Ignacio M. Liorente, from the Opennebula project, recently published an article entitled EUCALYPTUS, Cloudstack, OPENSTACK and opennebula:a tale of NonBlank Models's blog article analyzes the differences between the four cloud management platforms of Eucalyptus, Cloudstack, OpenStack and Opennebula from the perspective of application scenarios. Ignacio that VMware Vcloud and AWS represent two typical scenarios for data center virtualization and on-demand computing resources, as described above four open source cloud management platforms are basically VMware Vcloud or AWS are reference prototypes but differ in the implementation details from the reference prototypes. Ignacio the difference between the open source cloud platform and its reference prototype as flexibility (flexibility), with data center virtualization, on-demand computing resources, low flexibility, and high flexibility for the four quadrant to place the above four open source cloud management platforms in different locations, as shown in the following illustration. Ignacio further points out that the legend is not meant to show that an open source cloud platform is superior to other open source cloud platforms, but to demonstrate that different open source cloud management platforms apply to different customer requirements and different scenarios. In the current situation, the private cloud market is large, customer demand and application scenarios are very different, there is no one can take all the application scenarios of the cloud management platform. There will be competition and cooperation between the four cloud management platforms of the future Eucalyptus, Cloudstack, OpenStack and Opennebula, and the market and customers in this kind of competition and cooperation can be found.
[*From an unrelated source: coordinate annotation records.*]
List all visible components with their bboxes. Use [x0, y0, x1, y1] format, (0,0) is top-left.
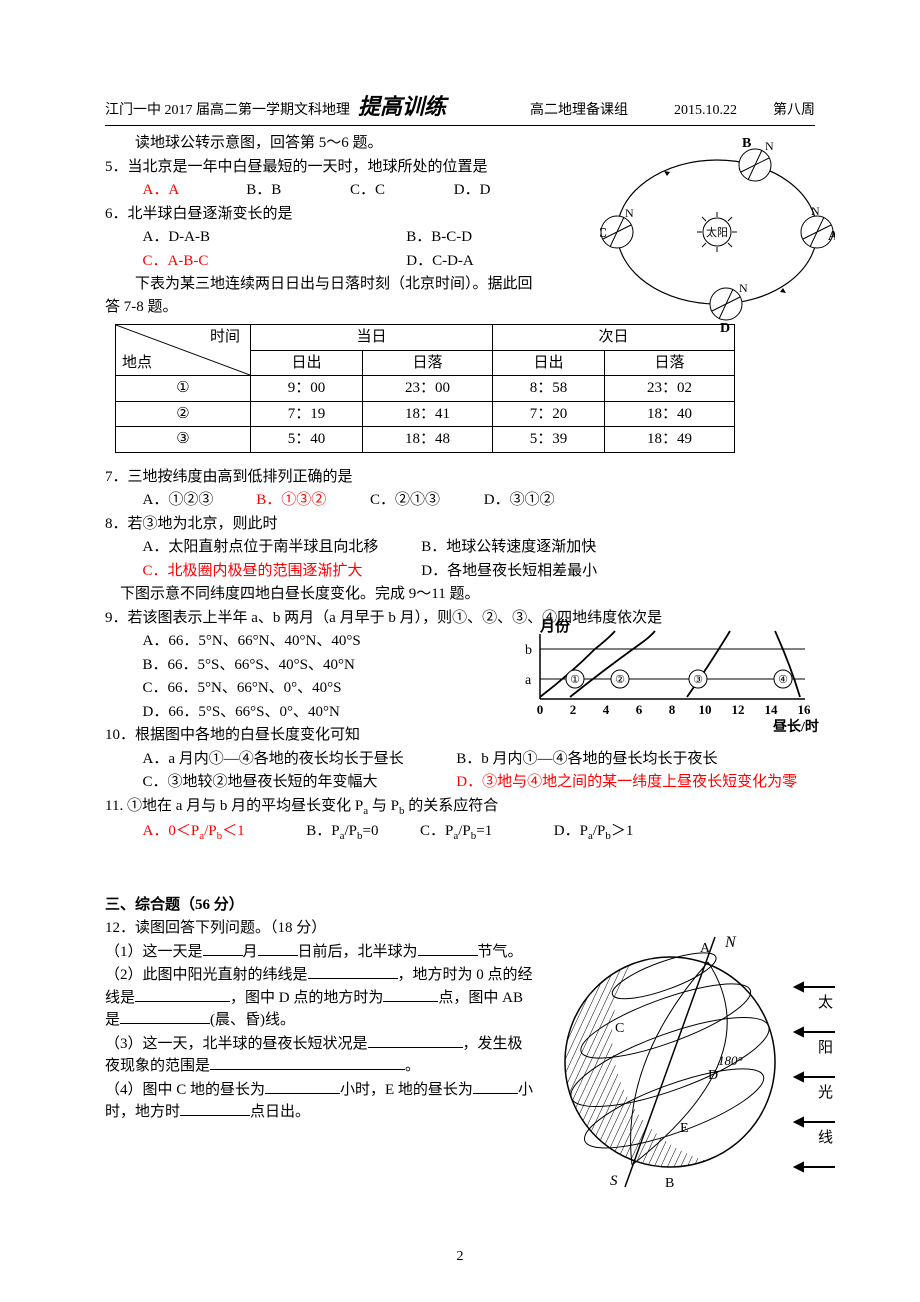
svg-text:4: 4: [603, 702, 610, 717]
svg-text:N: N: [765, 139, 774, 153]
q5-C: C．C: [350, 179, 450, 202]
svg-text:D: D: [708, 1068, 718, 1083]
q8-options-1: A．太阳直射点位于南半球且向北移 B．地球公转速度逐渐加快: [105, 536, 815, 559]
q10-options-2: C．③地较②地昼夜长短的年变幅大 D．③地与④地之间的某一纬度上昼夜长短变化为零: [105, 771, 815, 794]
header-title: 提高训练: [358, 90, 446, 123]
svg-text:A: A: [828, 229, 835, 244]
svg-text:10: 10: [699, 702, 712, 717]
svg-text:b: b: [525, 643, 532, 658]
q11-B: B．Pa/Pb=0: [306, 820, 416, 845]
svg-text:①: ①: [570, 674, 580, 686]
svg-text:N: N: [625, 206, 634, 220]
svg-text:月份: 月份: [539, 619, 571, 635]
q11-C: C．Pa/Pb=1: [420, 820, 550, 845]
q11-stem: 11. ①地在 a 月与 b 月的平均昼长变化 Pa 与 Pb 的关系应符合: [105, 795, 815, 820]
q8-options-2: C．北极圈内极昼的范围逐渐扩大 D．各地昼夜长短相差最小: [105, 560, 815, 583]
svg-text:B: B: [742, 136, 751, 151]
svg-text:③: ③: [693, 674, 703, 686]
q8-B: B．地球公转速度逐渐加快: [421, 536, 596, 559]
orbit-diagram: 太阳 N N N: [600, 132, 835, 332]
svg-text:光: 光: [818, 1084, 833, 1101]
svg-text:昼长/时: 昼长/时: [773, 718, 819, 734]
intro-911: 下图示意不同纬度四地白昼长度变化。完成 9～11 题。: [105, 583, 815, 606]
header-left: 江门一中 2017 届高二第一学期文科地理: [105, 100, 350, 121]
daylength-chart: 月份 b a ① ② ③ ④ 0 2 4 6 8 10 12 14 16 昼长/…: [515, 619, 825, 734]
q11-D: D．Pa/Pb＞1: [554, 820, 634, 845]
svg-text:180°: 180°: [718, 1053, 743, 1068]
q7-A: A．①②③: [143, 489, 253, 512]
q11-A: A．0＜Pa/Pb＜1: [143, 820, 303, 845]
q6-C: C．A-B-C: [143, 250, 403, 273]
q10-options-1: A．a 月内①—④各地的夜长均长于昼长 B．b 月内①—④各地的昼长均长于夜长: [105, 748, 815, 771]
svg-text:16: 16: [798, 702, 812, 717]
q8-A: A．太阳直射点位于南半球且向北移: [143, 536, 418, 559]
q5-D: D．D: [454, 179, 554, 202]
q5-B: B．B: [246, 179, 346, 202]
table-row: ③5：4018：485：3918：49: [116, 427, 735, 453]
q12-2: （2）此图中阳光直射的纬线是，地方时为 0 点的经线是，图中 D 点的地方时为点…: [105, 964, 535, 1032]
q10-C: C．③地较②地昼夜长短的年变幅大: [143, 771, 453, 794]
q7-D: D．③①②: [484, 489, 584, 512]
sunrise-table: 时间 地点 当日 次日 日出 日落 日出 日落 ①9：0023：008：5823…: [115, 324, 735, 453]
svg-text:太阳: 太阳: [706, 226, 728, 239]
table-row: ①9：0023：008：5823：02: [116, 376, 735, 402]
table-row: ②7：1918：417：2018：40: [116, 401, 735, 427]
svg-text:14: 14: [765, 702, 779, 717]
q7-options: A．①②③ B．①③② C．②①③ D．③①②: [105, 489, 815, 512]
svg-text:C: C: [600, 226, 607, 241]
header-mid: 高二地理备课组: [530, 100, 628, 121]
svg-text:N: N: [724, 934, 737, 951]
svg-text:0: 0: [537, 702, 544, 717]
svg-text:C: C: [615, 1021, 624, 1036]
svg-text:2: 2: [570, 702, 577, 717]
q8-C: C．北极圈内极昼的范围逐渐扩大: [143, 560, 418, 583]
svg-text:E: E: [680, 1121, 689, 1136]
q7-C: C．②①③: [370, 489, 480, 512]
q12-3: （3）这一天，北半球的昼夜长短状况是，发生极夜现象的范围是。: [105, 1033, 535, 1078]
header-date: 2015.10.22: [674, 100, 737, 121]
header-week: 第八周: [773, 100, 815, 121]
q8-stem: 8．若③地为北京，则此时: [105, 513, 815, 536]
section-3-title: 三、综合题（56 分）: [105, 894, 815, 917]
q10-D: D．③地与④地之间的某一纬度上昼夜长短变化为零: [456, 771, 797, 794]
svg-text:阳: 阳: [818, 1039, 833, 1056]
svg-text:②: ②: [615, 674, 625, 686]
globe-diagram: A B C D E S 180° N 太 阳 光 线: [560, 917, 840, 1207]
svg-text:B: B: [665, 1176, 674, 1191]
page-number: 2: [0, 1246, 920, 1267]
svg-text:6: 6: [636, 702, 643, 717]
svg-text:a: a: [525, 673, 532, 688]
q11-options: A．0＜Pa/Pb＜1 B．Pa/Pb=0 C．Pa/Pb=1 D．Pa/Pb＞…: [105, 820, 815, 845]
q12-4: （4）图中 C 地的昼长为小时，E 地的昼长为小时，地方时点日出。: [105, 1079, 535, 1124]
q6-D: D．C-D-A: [406, 250, 506, 273]
q5-A: A．A: [143, 179, 243, 202]
svg-text:8: 8: [669, 702, 676, 717]
q10-B: B．b 月内①—④各地的昼长均长于夜长: [456, 748, 717, 771]
q7-B: B．①③②: [256, 489, 366, 512]
svg-text:S: S: [610, 1173, 618, 1189]
intro-78: 下表为某三地连续两日日出与日落时刻（北京时间）。据此回答 7-8 题。: [105, 273, 545, 318]
svg-text:④: ④: [778, 674, 788, 686]
q6-B: B．B-C-D: [406, 226, 506, 249]
svg-text:D: D: [720, 321, 730, 332]
q8-D: D．各地昼夜长短相差最小: [421, 560, 597, 583]
page-header: 江门一中 2017 届高二第一学期文科地理 提高训练 高二地理备课组 2015.…: [105, 90, 815, 126]
svg-text:太: 太: [818, 994, 833, 1011]
svg-text:12: 12: [732, 702, 745, 717]
svg-text:线: 线: [818, 1129, 833, 1146]
q10-A: A．a 月内①—④各地的夜长均长于昼长: [143, 748, 453, 771]
svg-text:N: N: [811, 204, 820, 218]
q7-stem: 7．三地按纬度由高到低排列正确的是: [105, 466, 815, 489]
q6-A: A．D-A-B: [143, 226, 403, 249]
svg-text:N: N: [739, 281, 748, 295]
svg-text:A: A: [700, 941, 711, 956]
I basically agree with Ignacio M. Liorente that different cloud management platforms apply to different customer requirements and different scenarios, and that there is no cloud management platform that can take all the scenarios. By the same token, Eucalyptus also has its own good application scenarios, as well as the applications they are not good at. As a eucalyptus employee, I naturally hope that users from all walks of life use eucalyptus to build their private cloud. But in order to give full play to the potential of eucalyptus, I recommend that all potential customers first understand what eucalyptus is (or not), what eucalyptus can do (or can't do), and how to plan, implement, Use a private cloud based on eucalyptus.
Eucalyptus is (not) what?
Eucalyptus is an open source, highly compliant cloud management platform with AWS. Various cloud management platforms (such as OpenStack), which use AWS as reference prototypes, are somehow compatible with the AWS API, but only eucalyptus will be loyal to the AWS API to the level of corporate strategy and core competencies. Loyal compatibility with the AWS API means that customers can continue to use a variety of existing tools, scripts, and images (AMI) that are compatible with the AWS API in a private cloud environment to migrate loads and data between the Eucalyptus private cloud and the AWS Public Cloud, Or the private cloud based on eucalyptus as the development test environment but the AWS public cloud as the production environment.
Based on the cloud management platform four quadrant of Ignacio M. Liorente, VMWare Vcloud and AWS represent two typical scenarios for data center virtualization and on-demand computing resources. A cloud management platform that uses data center virtualization as a scenario often takes a bottom-up architecture designed to address the complexity of the data center; To obtain computing resources on demand the cloud management platform for the scenario typically takes a top-down architectural design designed to provide computing resources through a simple and efficient interface. The differences in design ideas make it difficult for a cloud management platform to have all the features of VMware Vcloud and AWS. Eucalyptus's high compatibility with AWS determines that eucalyptus is not a substitute for VMware Vcloud or VMware vcenter. Eucalyptus and VMware are trying to solve different problems that apply to different scenarios and therefore have different capabilities and features. There are often users who use Eucalyptus and VMware vcloud or VMware vcenter for feature or feature comparisons. They don't realize that eucalyptus and VMware Vcloud or VMware vcenter are not exactly the same type of software, there is no way to directly perform functional or feature comparisons.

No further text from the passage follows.